Светлый фон

— Ромашов!

Он молча лежал на спине с высоко поднятой грудью, и у него был совершенно мертвый, белый нос. Я снова окликнул его, и он отозвался таким слабым голосом, как будто уже побывал на том свете и теперь без всякого удовольствия возвращается в эту рощицу, находящуюся в районе действий немецкого десанта.

— Здорово схватило! — стараясь улыбнуться, пробормотал он.

Он поднял веки и с трудом привстал, машинально снимая с лица налипшие листья осины.

Мне трудно рассказать о том, как прошел этот день, вероятно потому, что, несмотря на всю сложность положения, он был довольно скучный, в особенности по сравнению с тем, что произошло наутро. Мы ждали и ждали без конца. Я лежал под разваленной поленницей на кучах прошлогодних листьев. Ромашов сидел, как турок, поджав под себя ноги, и кто знает, о чем он думал, полузакрыв птичьи глаза и положив руки на худые колени.

Роща была сырая, а тут еще недавно прошел дождь, и повсюду — на ветках, на паутине, дрожащей от тяжести, — блестели и глухо падали крупные капли. Таким образом, мы не страдали от жажды.

Раза два заглянуло к нам солнце. Сначала оно было справа от нас, потом, описав полукруг, оказалось слева, — стало быть, прошло уже часа три, как бойцы и девушки отправились налаживать дрезину.

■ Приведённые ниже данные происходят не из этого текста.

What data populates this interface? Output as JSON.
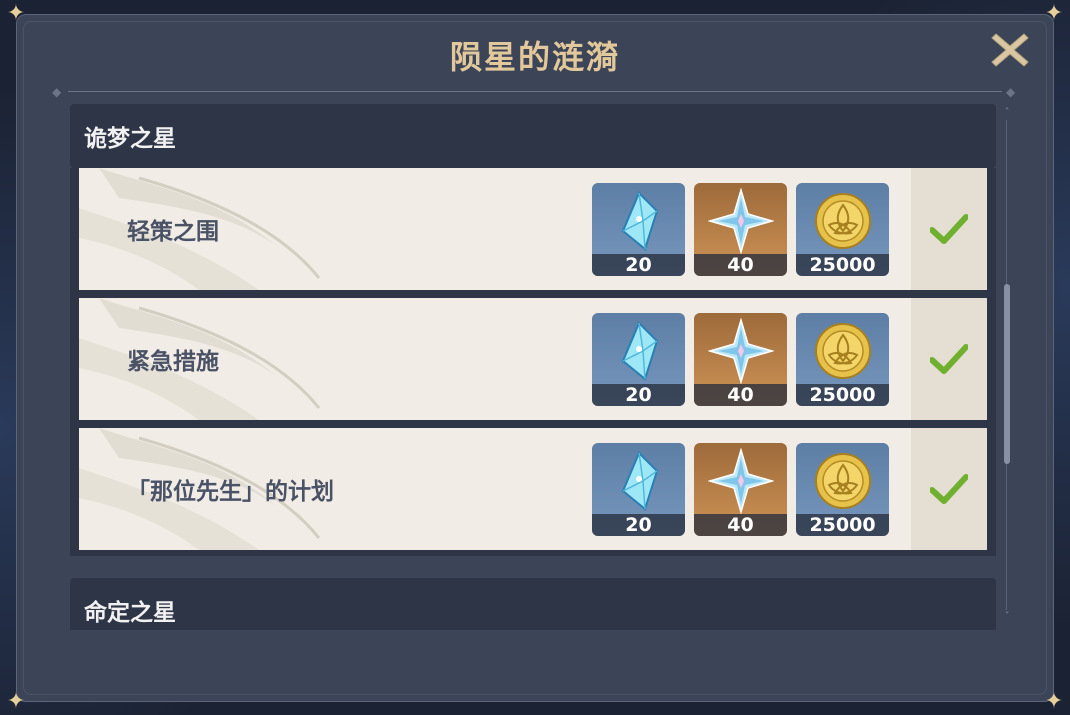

Уходя, та, которую звали Катей, сунула мне под голову свой заплечный мешок. Очевидно, в мешке были сухари — что—то хрустнуло, когда я кулаком подбил мешок повыше. Ромашов стал ныть, что он умирает от голода, но я прикрикнул на него, и он замолчал.

— Они не вернутся, — через минуту нервно сказал он. — Они бросили нас.

Он оправился от своей дурноты и уже разгуливал, рискуя выдать нас, потому что рощица была редкая, а до полотна открывалась пустынная местность.

— Это ты виноват, — снова сказал он, вернувшись и садясь на корточки подле меня. — Ты отправил их всех. Нужно было, чтобы одна осталась.

— В залог?

— Да, в залог. А теперь пиши пропало! Так они и вернутся за нами! Это ручная дрезина, она вообще может взять только четырех человек.

Вероятно, у меня было плохое настроение, потому что я вытащил пистолет и сказал Ромашову, что убью его, если он не перестанет ныть. Он замолчал. Морда у него искривилась, и он, кажется, с трудом удержался, чтобы не заплакать.

Вообще говоря, плохо было дело! Уже первые сумерки, крадучись, стали пробираться в рощу, а девушки не возвращались. Разумеется, я и мысли не допускал, что они могли уехать на дрезине без нас, как это подло предполагал Ромашов. Пока лучше было не думать, что они не вернутся.

Лежа на спине, я смотрел в небо, которое все темнело и уходило от меня среди трепещущих жидких осин. Я не думал о Кате, но что—то нежное и сдержанное прошло в душе, и я почувствовал: «Катя». Это был уже сон, и если бы не Катя, я прогнал бы его, потому что нельзя было спать, я это чувствовал, но еще не знал — почему. Испания представилась мне или мое письмо из Испании, — что—то очень молодое, перепутанное, не бои, а крошечные фруктовые садики под Валенсией, в которых старухи, узнав, что мы русские, не знали, куда нас посадить и что с нами делать. «Так что все—таки помни, так я писал Кате, хотя чувствовал, что она рядом со мной, — ты свободна, никаких обязательств».